C) Col de la Croix La route qui relie Les Ormonts à Villars traverse une zone géologique très intéressante formée de pyramides de gypse. Les pointes dominent des entonnoirs profonds d’une dizaine de mètres. Certaines pyramides sont reliées entre elles par des arêtes étroites. Formé il y a environ 200 millions d’années, ce géotope remarquable figure sur plusieurs inventaires fédéraux et cantonaux répertoriant paysages et monuments naturels.
D) Taveyanne Avec ses chalets typiques en madriers, le hameau de Taveyanne est classé monument historique. L’architecture traditionnelle de ces chalets d’alpage transformés en résidences secondaires a été remarquablement bien conservée. En 1942 déjà, la commune de Gryon impose l’utilisation du tavillon pour recouvrir les toits.
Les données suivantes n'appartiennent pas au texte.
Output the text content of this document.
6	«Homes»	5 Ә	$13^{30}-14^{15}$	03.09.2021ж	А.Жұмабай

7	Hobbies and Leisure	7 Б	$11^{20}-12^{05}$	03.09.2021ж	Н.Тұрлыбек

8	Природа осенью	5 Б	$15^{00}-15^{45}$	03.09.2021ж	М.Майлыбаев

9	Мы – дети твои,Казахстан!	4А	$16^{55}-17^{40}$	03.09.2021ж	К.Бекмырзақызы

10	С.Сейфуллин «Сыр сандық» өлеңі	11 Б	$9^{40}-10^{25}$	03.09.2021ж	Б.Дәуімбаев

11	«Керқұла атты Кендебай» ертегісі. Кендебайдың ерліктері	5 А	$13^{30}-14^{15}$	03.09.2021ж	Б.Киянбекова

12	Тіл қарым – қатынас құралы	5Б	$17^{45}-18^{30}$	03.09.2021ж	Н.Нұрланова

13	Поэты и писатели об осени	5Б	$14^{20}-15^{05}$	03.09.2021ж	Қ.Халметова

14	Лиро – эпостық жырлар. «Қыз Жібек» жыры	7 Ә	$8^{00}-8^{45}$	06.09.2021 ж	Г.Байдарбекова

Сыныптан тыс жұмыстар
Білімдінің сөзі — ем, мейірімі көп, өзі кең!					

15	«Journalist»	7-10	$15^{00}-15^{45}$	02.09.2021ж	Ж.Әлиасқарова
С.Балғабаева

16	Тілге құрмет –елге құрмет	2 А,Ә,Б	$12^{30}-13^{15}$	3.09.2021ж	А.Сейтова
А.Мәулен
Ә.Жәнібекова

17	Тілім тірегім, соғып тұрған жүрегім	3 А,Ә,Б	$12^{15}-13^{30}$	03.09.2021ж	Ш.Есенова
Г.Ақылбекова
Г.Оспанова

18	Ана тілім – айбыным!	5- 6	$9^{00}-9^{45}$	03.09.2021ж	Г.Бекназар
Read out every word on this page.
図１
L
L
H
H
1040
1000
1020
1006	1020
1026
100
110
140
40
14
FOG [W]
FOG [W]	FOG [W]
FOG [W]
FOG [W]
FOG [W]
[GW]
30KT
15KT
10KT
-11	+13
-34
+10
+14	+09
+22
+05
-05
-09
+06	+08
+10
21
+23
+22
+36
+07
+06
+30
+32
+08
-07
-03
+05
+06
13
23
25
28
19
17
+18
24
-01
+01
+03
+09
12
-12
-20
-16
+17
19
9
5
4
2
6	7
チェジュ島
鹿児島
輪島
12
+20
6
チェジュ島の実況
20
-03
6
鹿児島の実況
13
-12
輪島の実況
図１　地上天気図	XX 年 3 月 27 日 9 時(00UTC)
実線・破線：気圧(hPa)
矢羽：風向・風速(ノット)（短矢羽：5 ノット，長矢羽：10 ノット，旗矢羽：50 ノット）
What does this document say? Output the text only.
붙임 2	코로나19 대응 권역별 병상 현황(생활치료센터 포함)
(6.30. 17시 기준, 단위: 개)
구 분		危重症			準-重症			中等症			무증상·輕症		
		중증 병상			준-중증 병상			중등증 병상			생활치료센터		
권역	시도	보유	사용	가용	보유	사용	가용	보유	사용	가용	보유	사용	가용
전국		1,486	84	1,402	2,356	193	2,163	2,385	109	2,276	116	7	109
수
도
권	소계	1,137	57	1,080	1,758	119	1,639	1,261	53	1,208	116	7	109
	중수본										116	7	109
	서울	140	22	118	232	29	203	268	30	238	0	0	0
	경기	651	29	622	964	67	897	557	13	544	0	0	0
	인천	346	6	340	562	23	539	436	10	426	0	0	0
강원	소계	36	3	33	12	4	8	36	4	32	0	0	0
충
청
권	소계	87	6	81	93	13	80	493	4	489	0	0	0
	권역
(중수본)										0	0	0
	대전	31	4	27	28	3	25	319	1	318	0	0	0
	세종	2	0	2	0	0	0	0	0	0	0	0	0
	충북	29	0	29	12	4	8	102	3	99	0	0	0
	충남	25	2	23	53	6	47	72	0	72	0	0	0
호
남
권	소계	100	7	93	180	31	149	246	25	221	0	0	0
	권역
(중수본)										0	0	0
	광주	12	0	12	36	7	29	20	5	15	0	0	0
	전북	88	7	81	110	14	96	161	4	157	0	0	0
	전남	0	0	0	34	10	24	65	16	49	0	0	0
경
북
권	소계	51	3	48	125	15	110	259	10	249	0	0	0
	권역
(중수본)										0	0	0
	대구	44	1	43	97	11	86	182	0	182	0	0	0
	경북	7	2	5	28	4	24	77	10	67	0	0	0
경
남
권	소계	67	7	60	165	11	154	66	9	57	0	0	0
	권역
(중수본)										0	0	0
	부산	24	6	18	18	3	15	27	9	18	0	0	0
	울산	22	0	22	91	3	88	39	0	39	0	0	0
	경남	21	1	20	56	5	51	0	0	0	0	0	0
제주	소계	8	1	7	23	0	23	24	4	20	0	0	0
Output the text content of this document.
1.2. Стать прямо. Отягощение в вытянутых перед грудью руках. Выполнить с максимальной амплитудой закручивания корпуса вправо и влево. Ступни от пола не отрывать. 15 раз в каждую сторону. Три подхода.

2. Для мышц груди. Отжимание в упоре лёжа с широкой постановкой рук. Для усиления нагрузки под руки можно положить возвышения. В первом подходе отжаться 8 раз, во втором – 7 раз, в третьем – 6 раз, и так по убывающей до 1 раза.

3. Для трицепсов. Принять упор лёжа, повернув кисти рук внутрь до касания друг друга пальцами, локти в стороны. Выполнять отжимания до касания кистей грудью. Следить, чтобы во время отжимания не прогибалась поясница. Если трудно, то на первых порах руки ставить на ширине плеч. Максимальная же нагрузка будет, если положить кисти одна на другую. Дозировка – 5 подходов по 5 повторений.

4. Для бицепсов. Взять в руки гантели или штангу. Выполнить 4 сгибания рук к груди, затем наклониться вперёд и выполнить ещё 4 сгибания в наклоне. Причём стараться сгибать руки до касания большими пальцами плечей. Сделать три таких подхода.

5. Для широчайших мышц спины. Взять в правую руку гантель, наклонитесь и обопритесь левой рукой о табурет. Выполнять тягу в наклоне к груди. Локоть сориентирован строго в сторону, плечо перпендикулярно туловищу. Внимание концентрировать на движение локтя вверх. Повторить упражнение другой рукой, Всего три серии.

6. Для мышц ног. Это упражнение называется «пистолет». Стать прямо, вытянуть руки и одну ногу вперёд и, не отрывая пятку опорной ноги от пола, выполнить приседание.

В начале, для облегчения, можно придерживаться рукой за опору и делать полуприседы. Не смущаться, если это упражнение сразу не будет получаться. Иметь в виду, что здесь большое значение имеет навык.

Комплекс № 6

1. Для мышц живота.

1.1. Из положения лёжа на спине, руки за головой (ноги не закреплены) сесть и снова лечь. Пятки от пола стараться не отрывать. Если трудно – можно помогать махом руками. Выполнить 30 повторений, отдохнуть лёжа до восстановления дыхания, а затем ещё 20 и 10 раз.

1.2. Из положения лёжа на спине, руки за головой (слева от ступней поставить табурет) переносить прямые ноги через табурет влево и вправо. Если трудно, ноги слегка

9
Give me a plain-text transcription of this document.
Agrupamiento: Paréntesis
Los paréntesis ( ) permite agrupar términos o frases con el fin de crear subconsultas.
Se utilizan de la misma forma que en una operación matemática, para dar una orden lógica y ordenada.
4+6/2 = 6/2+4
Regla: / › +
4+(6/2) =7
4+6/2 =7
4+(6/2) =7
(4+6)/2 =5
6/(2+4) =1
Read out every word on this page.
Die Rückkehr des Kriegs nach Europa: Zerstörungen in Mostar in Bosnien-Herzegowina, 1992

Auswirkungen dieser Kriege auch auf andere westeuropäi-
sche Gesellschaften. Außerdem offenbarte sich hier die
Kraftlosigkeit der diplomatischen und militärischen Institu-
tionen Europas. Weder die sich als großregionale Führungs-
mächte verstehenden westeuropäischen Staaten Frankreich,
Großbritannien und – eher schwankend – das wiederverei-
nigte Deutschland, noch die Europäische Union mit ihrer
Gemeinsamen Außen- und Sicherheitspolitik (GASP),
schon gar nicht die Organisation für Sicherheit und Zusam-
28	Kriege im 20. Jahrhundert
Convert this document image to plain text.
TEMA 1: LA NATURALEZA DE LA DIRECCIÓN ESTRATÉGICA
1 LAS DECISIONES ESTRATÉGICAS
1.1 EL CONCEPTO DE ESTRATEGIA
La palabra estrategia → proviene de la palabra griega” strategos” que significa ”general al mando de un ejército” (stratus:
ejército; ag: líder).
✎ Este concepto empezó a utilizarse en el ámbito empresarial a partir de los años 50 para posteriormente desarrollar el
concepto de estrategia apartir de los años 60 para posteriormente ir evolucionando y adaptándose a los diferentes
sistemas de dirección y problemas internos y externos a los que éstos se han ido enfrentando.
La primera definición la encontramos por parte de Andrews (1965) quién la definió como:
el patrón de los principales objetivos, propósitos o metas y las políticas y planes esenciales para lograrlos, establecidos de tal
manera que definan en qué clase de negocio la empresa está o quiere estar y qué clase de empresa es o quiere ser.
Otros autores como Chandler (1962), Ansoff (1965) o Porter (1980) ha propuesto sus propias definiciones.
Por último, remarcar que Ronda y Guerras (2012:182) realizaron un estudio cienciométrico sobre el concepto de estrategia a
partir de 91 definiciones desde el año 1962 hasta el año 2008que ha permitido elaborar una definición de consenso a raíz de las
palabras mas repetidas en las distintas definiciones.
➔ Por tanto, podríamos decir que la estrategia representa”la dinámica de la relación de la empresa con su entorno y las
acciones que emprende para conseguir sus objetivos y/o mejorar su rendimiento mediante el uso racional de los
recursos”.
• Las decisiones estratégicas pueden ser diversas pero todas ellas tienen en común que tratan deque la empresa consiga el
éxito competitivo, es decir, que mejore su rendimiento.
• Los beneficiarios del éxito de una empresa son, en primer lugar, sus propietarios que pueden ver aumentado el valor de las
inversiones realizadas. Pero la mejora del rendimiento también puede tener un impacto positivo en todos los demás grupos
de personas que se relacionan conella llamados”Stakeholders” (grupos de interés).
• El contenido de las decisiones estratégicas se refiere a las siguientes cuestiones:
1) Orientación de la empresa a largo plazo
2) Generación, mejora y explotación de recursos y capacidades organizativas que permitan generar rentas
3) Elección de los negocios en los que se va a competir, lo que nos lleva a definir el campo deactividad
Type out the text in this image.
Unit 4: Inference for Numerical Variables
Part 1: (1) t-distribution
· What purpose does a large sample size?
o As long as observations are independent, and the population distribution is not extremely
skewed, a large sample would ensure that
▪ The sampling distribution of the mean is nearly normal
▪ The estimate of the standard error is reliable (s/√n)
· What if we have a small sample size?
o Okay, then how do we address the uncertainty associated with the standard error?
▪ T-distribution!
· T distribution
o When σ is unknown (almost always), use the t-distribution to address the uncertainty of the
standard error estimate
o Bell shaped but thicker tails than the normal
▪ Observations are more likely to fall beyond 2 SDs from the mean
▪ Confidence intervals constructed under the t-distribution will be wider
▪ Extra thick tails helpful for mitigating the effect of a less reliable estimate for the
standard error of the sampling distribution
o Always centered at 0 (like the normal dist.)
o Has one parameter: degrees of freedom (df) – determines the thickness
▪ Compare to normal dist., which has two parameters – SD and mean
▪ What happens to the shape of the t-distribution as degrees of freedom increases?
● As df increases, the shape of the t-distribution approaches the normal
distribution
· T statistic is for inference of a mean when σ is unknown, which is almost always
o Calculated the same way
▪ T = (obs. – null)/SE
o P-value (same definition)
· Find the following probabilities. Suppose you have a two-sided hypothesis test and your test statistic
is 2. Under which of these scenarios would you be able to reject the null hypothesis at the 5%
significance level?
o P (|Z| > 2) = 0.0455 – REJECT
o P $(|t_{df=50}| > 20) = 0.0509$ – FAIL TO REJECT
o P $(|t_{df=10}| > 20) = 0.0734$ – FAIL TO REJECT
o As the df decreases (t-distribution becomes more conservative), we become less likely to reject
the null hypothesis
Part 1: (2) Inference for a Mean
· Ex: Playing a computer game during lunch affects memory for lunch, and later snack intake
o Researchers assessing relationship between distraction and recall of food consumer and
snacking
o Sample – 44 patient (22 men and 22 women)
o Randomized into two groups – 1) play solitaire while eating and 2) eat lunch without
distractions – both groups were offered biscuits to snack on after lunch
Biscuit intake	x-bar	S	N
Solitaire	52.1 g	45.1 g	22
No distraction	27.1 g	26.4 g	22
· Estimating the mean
Tavillon est d’ailleurs à l’origine du nom du hameau.
E) L’Etivaz C’est un petit village connu loin à la ronde grâce à son fromage d’alpage labellisé AOP. Il faut franchir le col des Mosses pour se rendre à L’Etivaz et découvrir les caves dans lesquelles sont affinées annuellement 445 tonnes de fromage fabriqué dans les alpages du Pays-d’Enhaut. La Maison de l’Etivaz est ouverte au public. On peut y visiter les caves… et y déguster ce fameux pâte dure.